大助の拳がほどかれて、自然と、僕の指と絡み合う。
「ねえ、大助、全部話さなくていい。……でも、今日、ひとつだけ聞きたいことがあるんだ」
「うん、何?」

「僕たち、今は……大助と、民人として、恋人同士だけど。大助は、以前の僕とは、恋人だったの?」
それは、一つだけ、ずっと僕の中で引っかかっていたこと。
僕――民人は、大助しかしらない。
でも、僕の身体は、大助とこうして恋愛関係になる前から男性を知っているようだ。
その男性が、大助なのかどうか。
大助であってほしいという希望、その可能性だけは、確認しておきたかった。
ところが、大助は僕の問いに目を丸くして、それから、少し、寂しそうに笑う。
「恋人って言いたかったけど……残念だけど、俺の片思いだったと思うよ。俺たちは親友だった」
――こんなこと、聞かなければよかった。
やっぱり、僕の身体のはじめては、大助じゃなかったし。
大助は、僕の知らない僕を、愛していたし。
「……そっか、ごめん」

「謝ることないよ。昔は昔、今は今だから」
彼は僕の顔をのぞき込んでから、少し考え込んで、僕を抱き寄せる。
「言い方が悪かった……って思うのはうぬぼれかな。
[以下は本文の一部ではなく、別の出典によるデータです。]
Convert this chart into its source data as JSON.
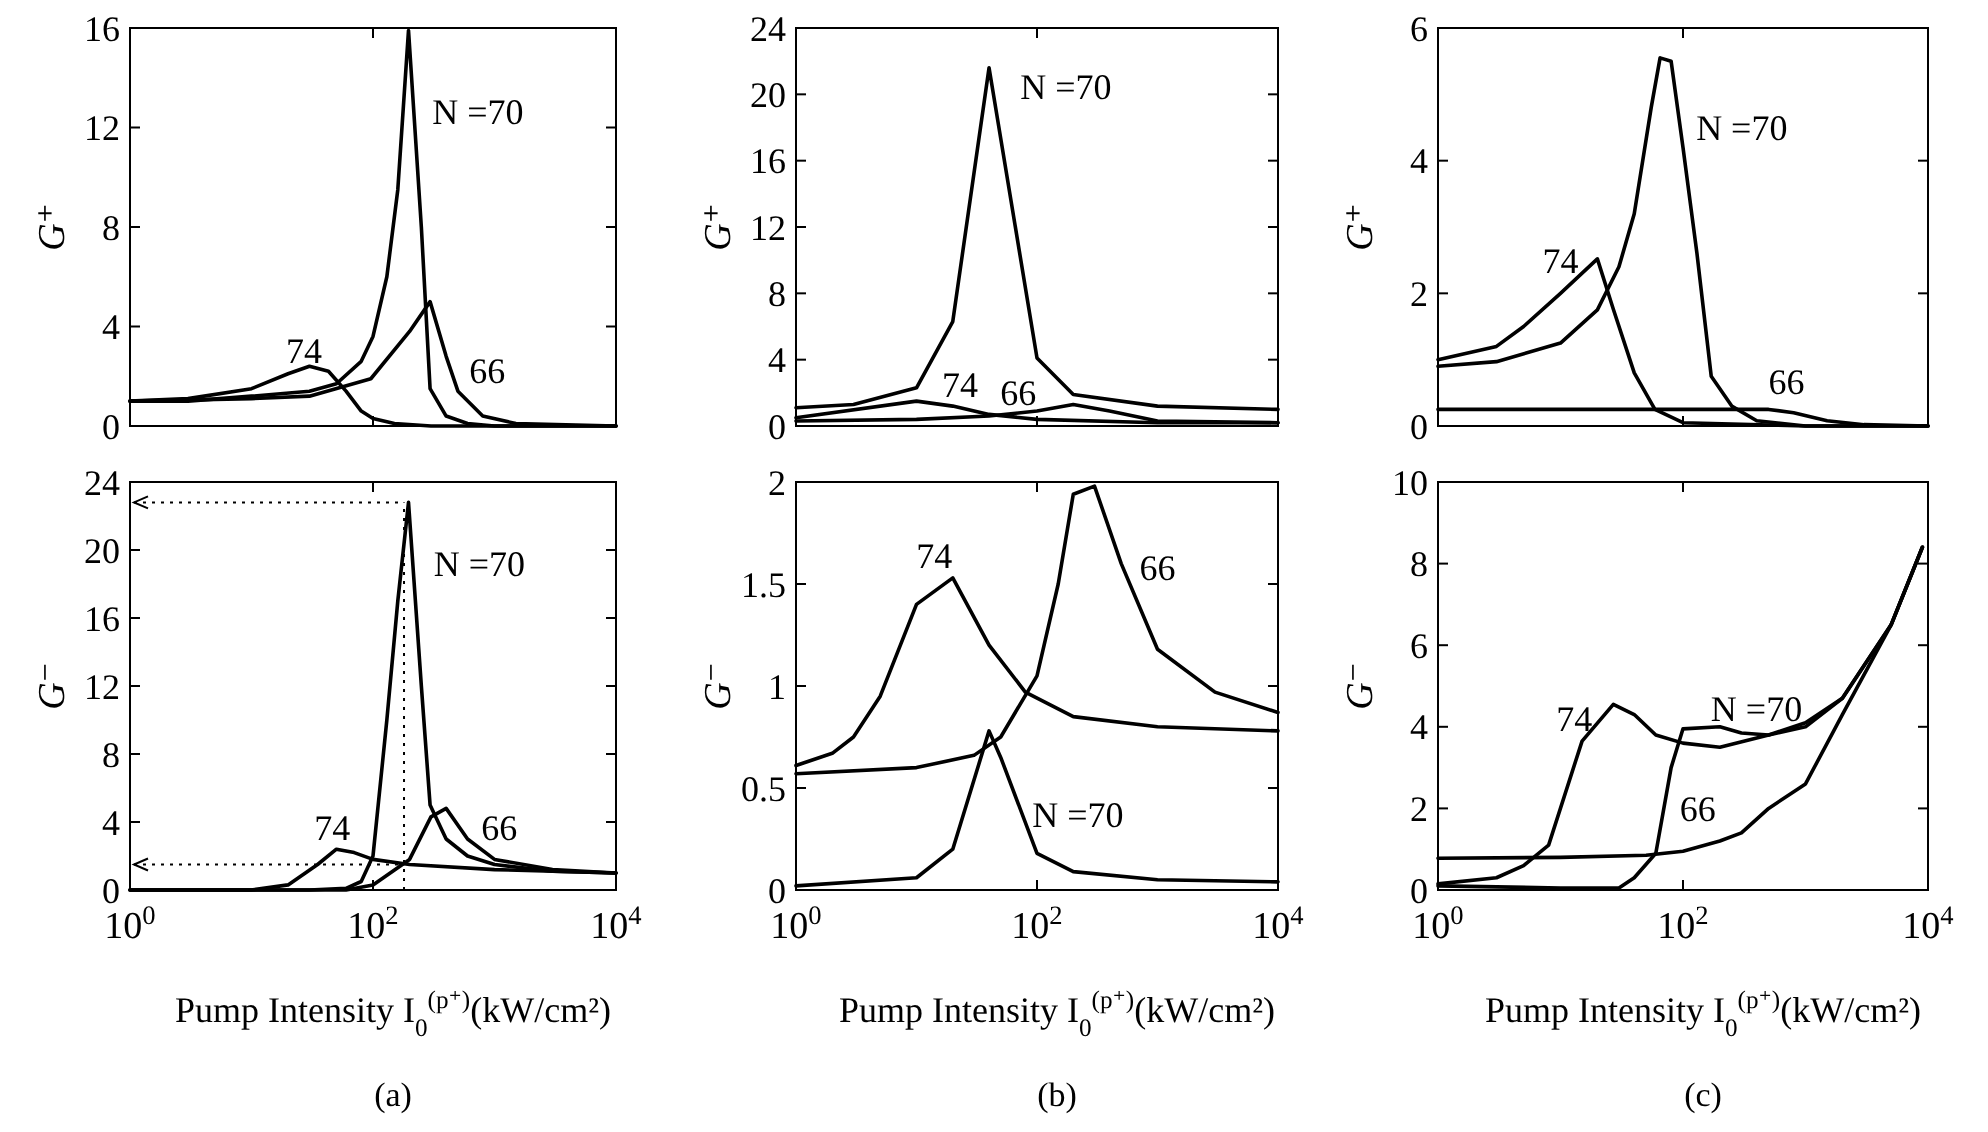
{
  "chart_data": [
    {
      "type": "line",
      "ylabel": "G⁺",
      "log": "x",
      "xlim": [
        1,
        10000
      ],
      "ylim": [
        0,
        16
      ],
      "tick_labels": "y",
      "xticks": [
        {
          "value": 1,
          "label": null
        },
        {
          "value": 100,
          "label": null
        },
        {
          "value": 10000,
          "label": null
        }
      ],
      "yticks": [
        0,
        4,
        8,
        12,
        16
      ],
      "series": [
        {
          "name": "N =70",
          "color": "#000000",
          "x": [
            1,
            3,
            10,
            30,
            50,
            80,
            100,
            130,
            160,
            196,
            250,
            295,
            400,
            600,
            1000,
            3000,
            10000
          ],
          "values": [
            1.0,
            1.0,
            1.2,
            1.4,
            1.7,
            2.6,
            3.6,
            6,
            9.5,
            15.9,
            8,
            1.5,
            0.4,
            0.1,
            0,
            0,
            0
          ]
        },
        {
          "name": "74",
          "color": "#000000",
          "x": [
            1,
            3,
            10,
            20,
            30,
            43,
            60,
            80,
            100,
            150,
            300,
            10000
          ],
          "values": [
            1.0,
            1.1,
            1.5,
            2.1,
            2.4,
            2.2,
            1.4,
            0.6,
            0.3,
            0.1,
            0,
            0
          ]
        },
        {
          "name": "66",
          "color": "#000000",
          "x": [
            1,
            10,
            30,
            96,
            200,
            295,
            400,
            500,
            800,
            1500,
            10000
          ],
          "values": [
            1.0,
            1.1,
            1.2,
            1.9,
            3.8,
            5.0,
            2.8,
            1.4,
            0.4,
            0.1,
            0
          ]
        }
      ]
    },
    {
      "type": "line",
      "ylabel": "G⁺",
      "log": "x",
      "xlim": [
        1,
        10000
      ],
      "ylim": [
        0,
        24
      ],
      "tick_labels": "y",
      "xticks": [
        {
          "value": 1,
          "label": null
        },
        {
          "value": 100,
          "label": null
        },
        {
          "value": 10000,
          "label": null
        }
      ],
      "yticks": [
        0,
        4,
        8,
        12,
        16,
        20,
        24
      ],
      "series": [
        {
          "name": "N =70",
          "color": "#000000",
          "x": [
            1,
            3,
            10,
            20,
            40,
            100,
            200,
            1000,
            10000
          ],
          "values": [
            1.1,
            1.3,
            2.3,
            6.3,
            21.6,
            4.1,
            1.9,
            1.2,
            1.0
          ]
        },
        {
          "name": "74",
          "color": "#000000",
          "x": [
            1,
            10,
            20,
            40,
            100,
            1000,
            10000
          ],
          "values": [
            0.5,
            1.5,
            1.2,
            0.7,
            0.4,
            0.2,
            0.2
          ]
        },
        {
          "name": "66",
          "color": "#000000",
          "x": [
            1,
            10,
            40,
            100,
            200,
            400,
            1000,
            10000
          ],
          "values": [
            0.3,
            0.4,
            0.6,
            0.9,
            1.3,
            0.9,
            0.3,
            0.2
          ]
        }
      ]
    },
    {
      "type": "line",
      "ylabel": "G⁺",
      "log": "x",
      "xlim": [
        1,
        10000
      ],
      "ylim": [
        0,
        6
      ],
      "tick_labels": "y",
      "xticks": [
        {
          "value": 1,
          "label": null
        },
        {
          "value": 100,
          "label": null
        },
        {
          "value": 10000,
          "label": null
        }
      ],
      "yticks": [
        0,
        2,
        4,
        6
      ],
      "series": [
        {
          "name": "N =70",
          "color": "#000000",
          "x": [
            1,
            3,
            10,
            20,
            30,
            40,
            55,
            65,
            80,
            100,
            130,
            170,
            250,
            400,
            1000,
            10000
          ],
          "values": [
            0.9,
            0.97,
            1.25,
            1.75,
            2.4,
            3.2,
            4.8,
            5.55,
            5.5,
            4.2,
            2.6,
            0.75,
            0.3,
            0.08,
            0,
            0
          ]
        },
        {
          "name": "74",
          "color": "#000000",
          "x": [
            1,
            3,
            5,
            10,
            20,
            27,
            40,
            59,
            100,
            1000,
            10000
          ],
          "values": [
            1.0,
            1.2,
            1.5,
            2.0,
            2.52,
            1.76,
            0.8,
            0.25,
            0.05,
            0,
            0
          ]
        },
        {
          "name": "66",
          "color": "#000000",
          "x": [
            1,
            300,
            500,
            800,
            1500,
            3000,
            10000
          ],
          "values": [
            0.25,
            0.25,
            0.25,
            0.2,
            0.08,
            0.02,
            0
          ]
        }
      ]
    },
    {
      "type": "line",
      "ylabel": "G⁻",
      "xlabel": "Pump Intensity I$_{0}$$^{(p⁺)}$(kW/cm²)",
      "log": "x",
      "xlim": [
        1,
        10000
      ],
      "ylim": [
        0,
        24
      ],
      "xticks": [
        {
          "value": 1,
          "label": "10$^{0}$"
        },
        {
          "value": 100,
          "label": "10$^{2}$"
        },
        {
          "value": 10000,
          "label": "10$^{4}$"
        }
      ],
      "yticks": [
        0,
        4,
        8,
        12,
        16,
        20,
        24
      ],
      "series": [
        {
          "name": "N =70",
          "color": "#000000",
          "x": [
            1,
            30,
            60,
            80,
            100,
            130,
            160,
            196,
            250,
            295,
            400,
            600,
            1000,
            3000,
            10000
          ],
          "values": [
            0,
            0,
            0.1,
            0.5,
            2,
            10,
            17,
            22.8,
            12,
            5,
            3,
            2,
            1.5,
            1.1,
            1.0
          ]
        },
        {
          "name": "74",
          "color": "#000000",
          "x": [
            1,
            10,
            20,
            35,
            50,
            70,
            100,
            200,
            1000,
            10000
          ],
          "values": [
            0,
            0,
            0.3,
            1.5,
            2.4,
            2.2,
            1.8,
            1.5,
            1.2,
            1.0
          ]
        },
        {
          "name": "66",
          "color": "#000000",
          "x": [
            1,
            60,
            100,
            200,
            300,
            400,
            600,
            1000,
            3000,
            10000
          ],
          "values": [
            0,
            0,
            0.3,
            1.8,
            4.3,
            4.8,
            3,
            1.8,
            1.2,
            1.0
          ]
        }
      ],
      "ref_lines": [
        {
          "axis": "y",
          "value": 22.8,
          "line_style": "dotted"
        },
        {
          "axis": "y",
          "value": 1.5,
          "line_style": "dotted"
        },
        {
          "axis": "x",
          "value": 180,
          "line_style": "dotted"
        }
      ],
      "annotations": [
        "(a)"
      ]
    },
    {
      "type": "line",
      "ylabel": "G⁻",
      "xlabel": "Pump Intensity I$_{0}$$^{(p⁺)}$(kW/cm²)",
      "log": "x",
      "xlim": [
        1,
        10000
      ],
      "ylim": [
        0,
        2
      ],
      "xticks": [
        {
          "value": 1,
          "label": "10$^{0}$"
        },
        {
          "value": 100,
          "label": "10$^{2}$"
        },
        {
          "value": 10000,
          "label": "10$^{4}$"
        }
      ],
      "yticks": [
        0,
        0.5,
        1,
        1.5,
        2
      ],
      "series": [
        {
          "name": "N =70",
          "color": "#000000",
          "x": [
            1,
            10,
            20,
            40,
            50,
            100,
            200,
            1000,
            10000
          ],
          "values": [
            0.02,
            0.06,
            0.2,
            0.78,
            0.65,
            0.18,
            0.09,
            0.05,
            0.04
          ]
        },
        {
          "name": "74",
          "color": "#000000",
          "x": [
            1,
            2,
            3,
            5,
            10,
            20,
            40,
            80,
            200,
            1000,
            10000
          ],
          "values": [
            0.61,
            0.67,
            0.75,
            0.95,
            1.4,
            1.53,
            1.2,
            0.97,
            0.85,
            0.8,
            0.78
          ]
        },
        {
          "name": "66",
          "color": "#000000",
          "x": [
            1,
            10,
            30,
            50,
            100,
            150,
            200,
            300,
            500,
            1000,
            3000,
            10000
          ],
          "values": [
            0.57,
            0.6,
            0.66,
            0.75,
            1.05,
            1.5,
            1.94,
            1.98,
            1.6,
            1.18,
            0.97,
            0.87
          ]
        }
      ],
      "annotations": [
        "(b)"
      ]
    },
    {
      "type": "line",
      "ylabel": "G⁻",
      "xlabel": "Pump Intensity I$_{0}$$^{(p⁺)}$(kW/cm²)",
      "log": "x",
      "xlim": [
        1,
        10000
      ],
      "ylim": [
        0,
        10
      ],
      "xticks": [
        {
          "value": 1,
          "label": "10$^{0}$"
        },
        {
          "value": 100,
          "label": "10$^{2}$"
        },
        {
          "value": 10000,
          "label": "10$^{4}$"
        }
      ],
      "yticks": [
        0,
        2,
        4,
        6,
        8,
        10
      ],
      "series": [
        {
          "name": "N =70",
          "color": "#000000",
          "x": [
            1,
            10,
            30,
            40,
            60,
            80,
            100,
            200,
            300,
            500,
            1000,
            2000,
            5000,
            9000
          ],
          "values": [
            0.1,
            0.05,
            0.05,
            0.3,
            0.9,
            3.0,
            3.95,
            4.0,
            3.85,
            3.8,
            4.1,
            4.7,
            6.5,
            8.4
          ]
        },
        {
          "name": "74",
          "color": "#000000",
          "x": [
            1,
            3,
            5,
            8,
            15,
            27,
            40,
            60,
            100,
            200,
            500,
            1000,
            2000,
            5000,
            9000
          ],
          "values": [
            0.15,
            0.3,
            0.6,
            1.1,
            3.65,
            4.55,
            4.3,
            3.8,
            3.6,
            3.5,
            3.8,
            4.0,
            4.7,
            6.5,
            8.4
          ]
        },
        {
          "name": "66",
          "color": "#000000",
          "x": [
            1,
            10,
            50,
            100,
            200,
            300,
            500,
            1000,
            2000,
            5000,
            9000
          ],
          "values": [
            0.78,
            0.8,
            0.85,
            0.95,
            1.2,
            1.4,
            2.0,
            2.6,
            4.3,
            6.5,
            8.4
          ]
        }
      ],
      "annotations": [
        "(c)"
      ]
    }
  ]
}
俺は今、過去はどうでもよくて、今の民人君が好きだから、こうしてるんだよ」
「……もっと僕にわからせて」

自分でも思ってもないような言葉が出てきて、正直驚く。
大助が、半分、僕の気持ちに気づいてくれたのが、うれしかったんだと思う。
まさか、過去の自分に嫉妬してるなんて、自分からはとても言いたくはなかったから。
「はは。困ったな……これでも民人君がいやになるくらい、伝えてきたつもりだけど」

「……続き、朝の続き、して」
顔を上げれば、紅潮した大助が、なんだかうれしそうに笑っていた。

そのまま、僕の頬に手を添える。